It’s been emotional….

It was a really tough week last week. A week full of emotion, guilt and tears.

Firstly, it was my first week back at work. This has been such a difficult transition for me. My heart strings pulled as I dropped my baby girl off at nursery. As I passed her over she looked at me and reached her arms out to me. I just had to walk away, and as I did I took one last look through the glass in the door and I could see her still looking for me. Part of me so wanted to run back to her,vs coop her up and just take her home. But I got to work all be it a it wobbly and managed the day without even calling the nursery once. Strangely it felt a bit like I had never been away and I just slotted right back in. But in another way it felt so wrong.

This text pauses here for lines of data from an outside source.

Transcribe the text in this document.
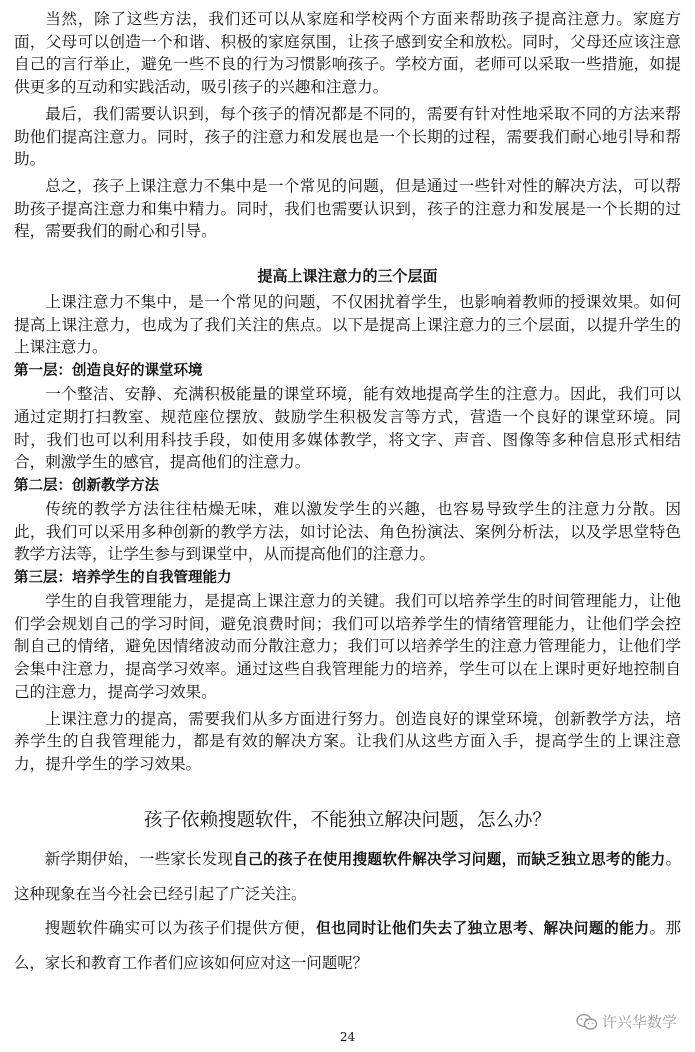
当然，除了这些方法，我们还可以从家庭和学校两个方面来帮助孩子提高注意力。家庭方面，父母可以创造一个和谐、积极的家庭氛围，让孩子感到安全和放松。同时，父母还应该注意自己的言行举止，避免一些不良的行为习惯影响孩子。学校方面，老师可以采取一些措施，如提供更多的互动和实践活动，吸引孩子的兴趣和注意力。

最后，我们需要认识到，每个孩子的情况都是不同的，需要有针对性地采取不同的方法来帮助他们提高注意力。同时，孩子的注意力和发展也是一个长期的过程，需要我们耐心地引导和帮助。

总之，孩子上课注意力不集中是一个常见的问题，但是通过一些针对性的解决方法，可以帮助孩子提高注意力和集中精力。同时，我们也需要认识到，孩子的注意力和发展是一个长期的过程，需要我们的耐心和引导。

提高上课注意力的三个层面

上课注意力不集中，是一个常见的问题，不仅困扰着学生，也影响着教师的授课效果。如何提高上课注意力，也成为了我们关注的焦点。以下是提高上课注意力的三个层面，以提升学生的上课注意力。

第一层：创造良好的课堂环境

一个整洁、安静、充满积极能量的课堂环境，能有效地提高学生的注意力。因此，我们可以通过定期打扫教室、规范座位摆放、鼓励学生积极发言等方式，营造一个良好的课堂环境。同时，我们也可以利用科技手段，如使用多媒体教学，将文字、声音、图像等多种信息形式相结合，刺激学生的感官，提高他们的注意力。

第二层：创新教学方法

传统的教学方法往往枯燥无味，难以激发学生的兴趣，也容易导致学生的注意力分散。因此，我们可以采用多种创新的教学方法，如讨论法、角色扮演法、案例分析法，以及学思堂特色教学方法等，让学生参与到课堂中，从而提高他们的注意力。

第三层：培养学生的自我管理能力

学生的自我管理能力，是提高上课注意力的关键。我们可以培养学生的时间管理能力，让他们学会规划自己的学习时间，避免浪费时间；我们可以培养学生的情绪管理能力，让他们学会控制自己的情绪，避免因情绪波动而分散注意力；我们可以培养学生的注意力管理能力，让他们学会集中注意力，提高学习效率。通过这些自我管理能力的培养，学生可以在上课时更好地控制自己的注意力，提高学习效果。

上课注意力的提高，需要我们从多方面进行努力。创造良好的课堂环境，创新教学方法，培养学生的自我管理能力，都是有效的解决方案。让我们从这些方面入手，提高学生的上课注意力，提升学生的学习效果。

孩子依赖搜题软件，不能独立解决问题，怎么办？

新学期伊始，一些家长发现自己的孩子在使用搜题软件解决学习问题，而缺乏独立思考的能力。这种现象在当今社会已经引起了广泛关注。

搜题软件确实可以为孩子们提供方便，但也同时让他们失去了独立思考、解决问题的能力。那么，家长和教育工作者们应该如何应对这一问题呢？

许兴华数学
24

When I got home my boy was so overjoyed to see me and his sister. We were all together again under one roof. My hubby confessed he had forgotten to attend my boys school dance performance in the afternoon. Despite me putting it on the calendar and saying to him under no circumstances should he miss it as I couldn’t be there and I did not want my boy to be the only child without a parent there. But he was. ‘ I waited for you, but you never came’ he said to me. It broke my heart. I had tears in my eyes all through dinner. I was cross with my hubby but more upset than angry. I felt so guilty that I had been at work and missed his performance. The thought of him looking out for us and nether of us arriving broke my heart. I don’t think I’ll ever get over that.

That same day I tried breastfeeding my baby girl before bed despite previous refusals. But she refused to feed from me once again. It was the last straw and I couldn’t cope. I literally broke down in tears, full on from the soul crying. I sobbed my heart out, crying myself to sleep. I felt like such a failure as a mummy. For being at work and not with my kids, for missing my boys school performance and for the breastfeeding finishing.

On the back of this I wrote my second ‘weekly happy list’ to help me think of all the happy moments, of which there were many, that happened last week too.